Suppose one day the phone rings: An excited voice tells you that you have just scooped the lottery jackpot – $10 million! How would you feel? And how long would you feel like that? A study on lottery winners discovered that the happiness effect fizzles out after a few months. So, a little while after you receive the big check, you will be as content or as discontent as you were before.
In terms of happiness, people who change or progress in their careers are right back where they started after around three months. The same goes for people who buy the latest Porsche. Science calls this effect the hedonic treadmill: We work hard, advance, and are able to afford more and nicer things, and yet this doesn’t make us any happier.
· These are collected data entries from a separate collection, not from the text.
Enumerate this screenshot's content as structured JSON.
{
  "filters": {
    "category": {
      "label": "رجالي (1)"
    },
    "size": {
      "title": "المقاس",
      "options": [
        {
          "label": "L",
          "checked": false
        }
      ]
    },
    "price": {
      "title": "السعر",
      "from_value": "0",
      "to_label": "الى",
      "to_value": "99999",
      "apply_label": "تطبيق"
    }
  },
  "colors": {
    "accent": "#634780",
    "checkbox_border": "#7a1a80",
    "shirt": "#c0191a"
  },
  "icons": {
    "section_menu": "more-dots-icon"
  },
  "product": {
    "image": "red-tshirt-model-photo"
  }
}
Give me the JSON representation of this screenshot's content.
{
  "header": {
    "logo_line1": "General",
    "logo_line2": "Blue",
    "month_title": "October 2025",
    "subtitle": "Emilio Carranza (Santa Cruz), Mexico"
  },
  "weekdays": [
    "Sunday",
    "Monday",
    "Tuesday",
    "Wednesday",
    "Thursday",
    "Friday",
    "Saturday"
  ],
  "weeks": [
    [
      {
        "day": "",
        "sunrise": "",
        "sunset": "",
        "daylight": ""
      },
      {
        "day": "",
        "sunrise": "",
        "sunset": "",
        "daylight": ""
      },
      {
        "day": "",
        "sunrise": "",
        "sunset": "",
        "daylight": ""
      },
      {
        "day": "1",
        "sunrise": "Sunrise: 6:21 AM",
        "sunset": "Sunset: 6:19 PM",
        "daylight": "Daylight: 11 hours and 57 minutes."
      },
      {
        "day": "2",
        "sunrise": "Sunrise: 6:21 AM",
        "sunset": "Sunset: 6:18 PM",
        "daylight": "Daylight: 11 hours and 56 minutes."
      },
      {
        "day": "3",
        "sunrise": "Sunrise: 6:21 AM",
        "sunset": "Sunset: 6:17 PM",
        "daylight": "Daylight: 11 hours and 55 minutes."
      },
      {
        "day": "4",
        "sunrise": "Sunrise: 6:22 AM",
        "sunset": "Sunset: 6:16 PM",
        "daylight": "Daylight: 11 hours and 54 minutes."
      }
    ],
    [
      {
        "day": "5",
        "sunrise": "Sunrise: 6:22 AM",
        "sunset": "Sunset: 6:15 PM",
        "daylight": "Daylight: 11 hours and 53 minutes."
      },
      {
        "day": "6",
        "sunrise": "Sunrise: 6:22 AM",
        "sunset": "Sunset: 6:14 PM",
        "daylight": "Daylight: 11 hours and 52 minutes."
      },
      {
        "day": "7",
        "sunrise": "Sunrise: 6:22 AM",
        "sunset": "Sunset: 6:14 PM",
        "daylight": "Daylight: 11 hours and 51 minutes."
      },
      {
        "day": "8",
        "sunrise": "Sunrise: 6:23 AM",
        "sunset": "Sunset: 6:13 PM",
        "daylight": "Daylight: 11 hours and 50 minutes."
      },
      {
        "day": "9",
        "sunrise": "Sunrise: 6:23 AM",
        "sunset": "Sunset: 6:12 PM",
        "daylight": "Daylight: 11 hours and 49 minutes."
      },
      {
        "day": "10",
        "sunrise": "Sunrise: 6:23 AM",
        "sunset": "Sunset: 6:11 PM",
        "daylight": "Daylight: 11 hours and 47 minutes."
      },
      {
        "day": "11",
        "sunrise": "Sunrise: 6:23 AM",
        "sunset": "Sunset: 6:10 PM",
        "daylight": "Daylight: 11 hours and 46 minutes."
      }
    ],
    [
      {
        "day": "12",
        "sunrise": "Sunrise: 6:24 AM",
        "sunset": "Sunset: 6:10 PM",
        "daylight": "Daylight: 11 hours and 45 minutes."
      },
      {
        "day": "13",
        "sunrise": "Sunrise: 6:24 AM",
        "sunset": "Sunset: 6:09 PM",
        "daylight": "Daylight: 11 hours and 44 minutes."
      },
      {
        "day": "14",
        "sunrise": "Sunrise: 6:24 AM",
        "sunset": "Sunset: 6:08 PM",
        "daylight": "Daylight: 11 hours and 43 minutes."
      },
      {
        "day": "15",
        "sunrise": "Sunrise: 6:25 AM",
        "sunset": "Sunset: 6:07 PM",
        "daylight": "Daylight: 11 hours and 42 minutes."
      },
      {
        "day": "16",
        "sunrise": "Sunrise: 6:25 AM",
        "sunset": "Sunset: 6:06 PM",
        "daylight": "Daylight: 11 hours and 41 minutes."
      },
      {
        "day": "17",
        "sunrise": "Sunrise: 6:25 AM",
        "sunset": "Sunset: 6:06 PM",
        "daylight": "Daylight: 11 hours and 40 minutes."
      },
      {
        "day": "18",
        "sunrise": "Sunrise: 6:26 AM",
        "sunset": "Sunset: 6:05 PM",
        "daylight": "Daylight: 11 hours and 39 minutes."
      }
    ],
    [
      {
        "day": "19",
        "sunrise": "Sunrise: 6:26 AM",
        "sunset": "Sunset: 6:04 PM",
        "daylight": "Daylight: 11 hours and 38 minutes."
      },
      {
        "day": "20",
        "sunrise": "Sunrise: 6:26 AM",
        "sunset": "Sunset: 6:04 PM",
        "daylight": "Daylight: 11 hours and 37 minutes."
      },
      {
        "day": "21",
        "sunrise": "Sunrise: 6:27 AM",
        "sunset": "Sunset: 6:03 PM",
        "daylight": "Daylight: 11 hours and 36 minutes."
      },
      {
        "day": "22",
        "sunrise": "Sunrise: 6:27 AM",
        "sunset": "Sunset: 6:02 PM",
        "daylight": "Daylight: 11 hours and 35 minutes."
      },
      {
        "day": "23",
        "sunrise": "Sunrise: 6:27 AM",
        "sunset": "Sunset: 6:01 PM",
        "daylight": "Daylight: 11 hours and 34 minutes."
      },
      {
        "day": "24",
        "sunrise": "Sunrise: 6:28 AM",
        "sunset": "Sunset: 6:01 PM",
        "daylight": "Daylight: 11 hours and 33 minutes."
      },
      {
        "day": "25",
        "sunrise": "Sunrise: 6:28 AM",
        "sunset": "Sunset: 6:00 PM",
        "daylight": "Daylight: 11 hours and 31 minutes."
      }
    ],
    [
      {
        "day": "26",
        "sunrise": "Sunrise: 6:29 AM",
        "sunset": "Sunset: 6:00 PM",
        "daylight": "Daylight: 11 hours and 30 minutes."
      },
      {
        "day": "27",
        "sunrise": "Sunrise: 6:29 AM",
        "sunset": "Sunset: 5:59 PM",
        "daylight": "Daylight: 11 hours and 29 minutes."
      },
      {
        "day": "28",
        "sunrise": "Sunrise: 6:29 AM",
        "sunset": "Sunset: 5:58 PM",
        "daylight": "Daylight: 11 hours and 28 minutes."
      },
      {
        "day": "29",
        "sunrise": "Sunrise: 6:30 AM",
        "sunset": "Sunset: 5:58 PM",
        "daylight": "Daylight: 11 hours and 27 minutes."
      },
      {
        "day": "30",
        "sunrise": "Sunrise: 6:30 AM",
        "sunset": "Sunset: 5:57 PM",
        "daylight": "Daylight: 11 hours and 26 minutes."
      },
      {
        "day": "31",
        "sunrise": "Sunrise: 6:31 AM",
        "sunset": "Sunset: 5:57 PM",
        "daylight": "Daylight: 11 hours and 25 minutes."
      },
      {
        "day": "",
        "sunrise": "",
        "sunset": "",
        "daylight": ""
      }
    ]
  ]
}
So how do negative events affect us – perhaps a spinal cord injury or the loss of a friend? Here, we also overestimate the duration and intensity of future emotions. For example, when a relationship ends, it feels like life will never be the same. The afflicted are completely convinced that they will never again experience joy, but after three or so months, they are back on the dating scene.
It would be nice if we knew exactly how happy a new car, career, or relationship would make us? Well, this is doable in part. Use these scientifically rubber-stamped pointers to make better, brighter decisions: (a) Avoid negative things that you cannot grow accustomed to. (b) Expect only short-term happiness from material things. (c) Aim for as much free time and autonomy as possible since long-lasting positive effects generally come from what you actively do.
So follow your passions even if you must forfeit a portion of your income for them. Invest in friendships. For most people, professional status achieves long-lasting happiness, as long as they don’t change peer groups at the same time. In other words, if you ascend to a CEO role and fraternize only with other executives, the effect will fizzle out.